Artemis Yagou: No More Design Heroes
3108
post-template-default,single,single-post,postid-3108,single-format-standard,theme-bridge,bridge-core-2.2.9,woocommerce-no-js,ajax_fade,page_not_loaded,,qode_grid_1300,vss_responsive_adv,vss_width_768,footer_responsive_adv,hide_top_bar_on_mobile_header,qode-content-sidebar-responsive,columns-3,qode-product-single-tabs-on-bottom,qode-theme-ver-21.6,qode-theme-bridge,wpb-js-composer js-comp-ver-5.0.1,vc_responsive
 

Artemis Yagou: No More Design Heroes

Artemis Yagou: No More Design Heroes

“Unhappy is the land that needs heroes”, wrote Berthold Brecht in 1938, in his Life of Galileo. Searching for people of supposedly super abilities and powers as an answer to society’s problems means divesting of the individual and collective responsibility to reflect and act. Resorting to heroes pacifies fears and offers a soothing, albeit fragile and temporary refuge. It means delegating, rather than trying to engage in responsible action. In other words, looking for “ready-made” solutions expresses the reluctance or inability of a society to solve its problems through dialogue, active participation and cooperation.

The eighty year-old quote by Brecht is very relevant to contemporary design. Mainstream design today takes place primarily in a highly commercialized context and constitutes a glorification of “beautiful” form by “genius” designers. Commercial interests and oversized egos underpin the design star system, in which individual designers become heroes to be adored by the consumer masses. The star system curtails the creative potential of designers by turning them into mere stylists dealing with a small gamut of consumer products. Looking back into history, it appears that the commercial exploitation of products as icons has been largely grounded on modernist credos, from which followed a conception of design activity as ingenious invention by gifted individuals. But this is the old and dying paradigm, being gradually replaced by a new one: design no longer as form, but as a process and as concern for the user. For this shift to become fully realized, it is necessary to switch from a designer- or product-centric model to co-operative design actions involving a range of stakeholders.

The perceived beauty and perfection of new products is itself an oversimplification, as all things consist in fact of replicas, gradually changing by minute alterations rather than by abrupt leaps of invention. Good designs have always resulted from an evolutionary process, through a series of successive, slight modifications over a long period of time, not through frequent obvious changes for the sake of offering something which looks really new and different. Design may be regarded as a gradual, step-by-step process of adaptation of formerly existing solutions. More often than not, success comes from creative imitation by groups where several minds influence each other, rather than from acts of individual genius. When the word “design” is used to express a sole designer’s creative activity leading to an ultimate solution, it is in fact holding back the cooperative and past-related dimension of designing. In the emerging paradigm of participatory design, professional designers cooperate with users in intervening into individual practices of living. This situation is compatible with the evolutionary perspective and challenges the authority of the individual designer. Internet-based tools contribute to a new understanding of design by providing novel platforms for communication, co-creation and dissemination. Design is thus increasingly regarded as an interdisciplinary, collaborative activity, established on a collective process of creation. The obsession with objects and with the lone designer-hero is replaced with an enthusiasm for the process and the dynamics of social interaction.

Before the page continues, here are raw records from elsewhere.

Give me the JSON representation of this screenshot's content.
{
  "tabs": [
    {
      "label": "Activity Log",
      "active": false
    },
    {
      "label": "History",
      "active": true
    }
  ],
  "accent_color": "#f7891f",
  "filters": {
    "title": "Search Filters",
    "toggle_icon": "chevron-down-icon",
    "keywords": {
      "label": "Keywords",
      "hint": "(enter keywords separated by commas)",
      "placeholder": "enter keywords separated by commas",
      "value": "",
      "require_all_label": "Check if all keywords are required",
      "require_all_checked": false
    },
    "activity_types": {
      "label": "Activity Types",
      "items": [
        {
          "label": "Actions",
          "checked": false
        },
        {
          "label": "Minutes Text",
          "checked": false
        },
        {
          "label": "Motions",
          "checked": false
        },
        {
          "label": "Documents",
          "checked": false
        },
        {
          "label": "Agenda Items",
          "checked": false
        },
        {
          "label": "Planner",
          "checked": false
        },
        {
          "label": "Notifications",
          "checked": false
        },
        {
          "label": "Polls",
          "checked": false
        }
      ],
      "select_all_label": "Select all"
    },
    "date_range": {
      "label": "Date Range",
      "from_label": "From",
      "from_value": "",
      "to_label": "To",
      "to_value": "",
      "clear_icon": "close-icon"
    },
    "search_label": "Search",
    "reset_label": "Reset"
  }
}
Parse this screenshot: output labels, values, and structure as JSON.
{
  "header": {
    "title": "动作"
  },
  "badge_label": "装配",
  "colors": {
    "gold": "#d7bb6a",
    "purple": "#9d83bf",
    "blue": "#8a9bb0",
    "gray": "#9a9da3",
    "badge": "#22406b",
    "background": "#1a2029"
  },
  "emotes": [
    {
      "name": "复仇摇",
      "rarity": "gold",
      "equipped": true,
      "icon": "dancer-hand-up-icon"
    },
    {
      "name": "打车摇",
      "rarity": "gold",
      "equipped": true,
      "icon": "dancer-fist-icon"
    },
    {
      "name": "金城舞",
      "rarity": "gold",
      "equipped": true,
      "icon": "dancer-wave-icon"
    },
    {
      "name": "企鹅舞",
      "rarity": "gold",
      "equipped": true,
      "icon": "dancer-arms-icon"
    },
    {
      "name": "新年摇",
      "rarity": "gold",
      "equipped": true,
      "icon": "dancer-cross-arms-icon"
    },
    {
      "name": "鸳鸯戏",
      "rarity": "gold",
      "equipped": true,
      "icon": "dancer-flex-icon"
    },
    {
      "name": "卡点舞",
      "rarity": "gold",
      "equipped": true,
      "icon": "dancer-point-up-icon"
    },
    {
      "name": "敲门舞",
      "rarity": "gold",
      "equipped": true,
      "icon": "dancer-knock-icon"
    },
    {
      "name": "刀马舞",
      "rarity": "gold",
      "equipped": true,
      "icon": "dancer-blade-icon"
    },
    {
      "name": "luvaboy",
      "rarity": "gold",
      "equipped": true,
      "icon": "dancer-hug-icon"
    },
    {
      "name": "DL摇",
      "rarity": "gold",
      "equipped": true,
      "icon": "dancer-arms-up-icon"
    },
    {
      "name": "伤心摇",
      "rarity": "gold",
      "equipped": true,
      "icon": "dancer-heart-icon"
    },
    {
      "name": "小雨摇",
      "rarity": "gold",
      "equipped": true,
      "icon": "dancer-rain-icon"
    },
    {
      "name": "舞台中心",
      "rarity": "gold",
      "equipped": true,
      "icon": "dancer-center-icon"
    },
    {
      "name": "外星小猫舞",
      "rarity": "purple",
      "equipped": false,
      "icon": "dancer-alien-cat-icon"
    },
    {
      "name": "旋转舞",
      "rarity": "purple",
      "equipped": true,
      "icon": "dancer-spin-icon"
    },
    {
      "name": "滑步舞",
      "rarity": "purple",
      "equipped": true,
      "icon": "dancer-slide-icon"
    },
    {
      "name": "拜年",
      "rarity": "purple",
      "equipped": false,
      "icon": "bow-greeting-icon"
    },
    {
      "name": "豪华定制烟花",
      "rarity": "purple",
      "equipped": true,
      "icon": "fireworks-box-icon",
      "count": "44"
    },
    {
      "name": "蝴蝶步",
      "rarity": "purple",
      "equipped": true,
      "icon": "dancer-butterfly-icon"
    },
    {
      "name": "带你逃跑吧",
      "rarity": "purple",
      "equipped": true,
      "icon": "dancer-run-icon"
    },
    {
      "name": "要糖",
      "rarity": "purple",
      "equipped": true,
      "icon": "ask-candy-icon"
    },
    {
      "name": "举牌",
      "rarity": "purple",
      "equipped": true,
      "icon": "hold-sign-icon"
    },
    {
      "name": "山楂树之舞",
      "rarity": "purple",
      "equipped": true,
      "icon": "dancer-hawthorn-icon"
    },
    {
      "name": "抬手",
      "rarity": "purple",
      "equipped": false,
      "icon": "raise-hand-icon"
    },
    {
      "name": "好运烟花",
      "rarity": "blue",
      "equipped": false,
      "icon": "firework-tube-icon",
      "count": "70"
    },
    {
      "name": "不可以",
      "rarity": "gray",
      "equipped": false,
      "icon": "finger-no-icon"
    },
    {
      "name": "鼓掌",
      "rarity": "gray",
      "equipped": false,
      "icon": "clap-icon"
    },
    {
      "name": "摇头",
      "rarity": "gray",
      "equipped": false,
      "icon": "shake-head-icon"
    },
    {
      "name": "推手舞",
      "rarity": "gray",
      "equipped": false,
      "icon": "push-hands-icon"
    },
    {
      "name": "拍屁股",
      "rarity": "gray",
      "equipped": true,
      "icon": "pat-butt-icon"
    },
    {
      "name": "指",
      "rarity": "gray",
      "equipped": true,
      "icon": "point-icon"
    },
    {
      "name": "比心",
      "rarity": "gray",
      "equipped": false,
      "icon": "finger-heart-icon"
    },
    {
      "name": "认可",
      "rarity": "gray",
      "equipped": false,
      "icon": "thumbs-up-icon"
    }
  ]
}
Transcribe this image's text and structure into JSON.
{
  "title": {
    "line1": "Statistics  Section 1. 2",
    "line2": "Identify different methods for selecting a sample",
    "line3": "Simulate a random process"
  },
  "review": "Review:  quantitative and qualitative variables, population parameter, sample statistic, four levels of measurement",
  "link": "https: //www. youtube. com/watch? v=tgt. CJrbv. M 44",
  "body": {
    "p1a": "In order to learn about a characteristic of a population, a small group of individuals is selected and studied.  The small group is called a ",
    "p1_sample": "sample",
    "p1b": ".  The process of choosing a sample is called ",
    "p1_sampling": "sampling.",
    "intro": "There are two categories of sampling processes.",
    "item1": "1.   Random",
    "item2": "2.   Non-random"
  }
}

In a similar vein, the Open Source or Free Software phenomenon, described as a new mode of production in the digitally-networked environment, enables groups of individuals to collaborate on various software development projects by following a diverse cluster of motivational drives and social signals, rather than market prices or managerial commands. Open Source is a collective, collaborative, evolutionary process of creation, which has been successfully applied in software development and has been infiltrating other professional communities for several years. Applications of the Open Source paradigm in a design context reveal that the idea has already been taken up by the design community in a variety of different circumstances, like, for example, the ThinkCycle, Open Prosthetics, One Laptop per Child and OpenMoko projects. These examples show the range and diversity of challenges and opportunities posed by new technologies and the resulting communities of knowledge and practice. The new paradigm is not suggested as a unique model to replace all the older ones, but as an alternative to the dominance of the current commercial model. Along these lines, it is part of the designers’ agenda to work for the development of viable applications in the design domain. Redefining the role of designers, as well as the roles of a wide spectrum of stakeholders, within the new model, constitutes a great challenge for the years to come.

In these years, the list of critical issues that humanity faces is daunting: environmental crisis, political conflicts, poverty, urban degeneration, matters of education. These problems are huge, but not insurmountable, and design may contribute crucially to their solution. To do this, design does not need heroes and stars; it needs sustained effort, collective action, consensus among diverse groups, tolerance towards difference, and the will to act responsibly.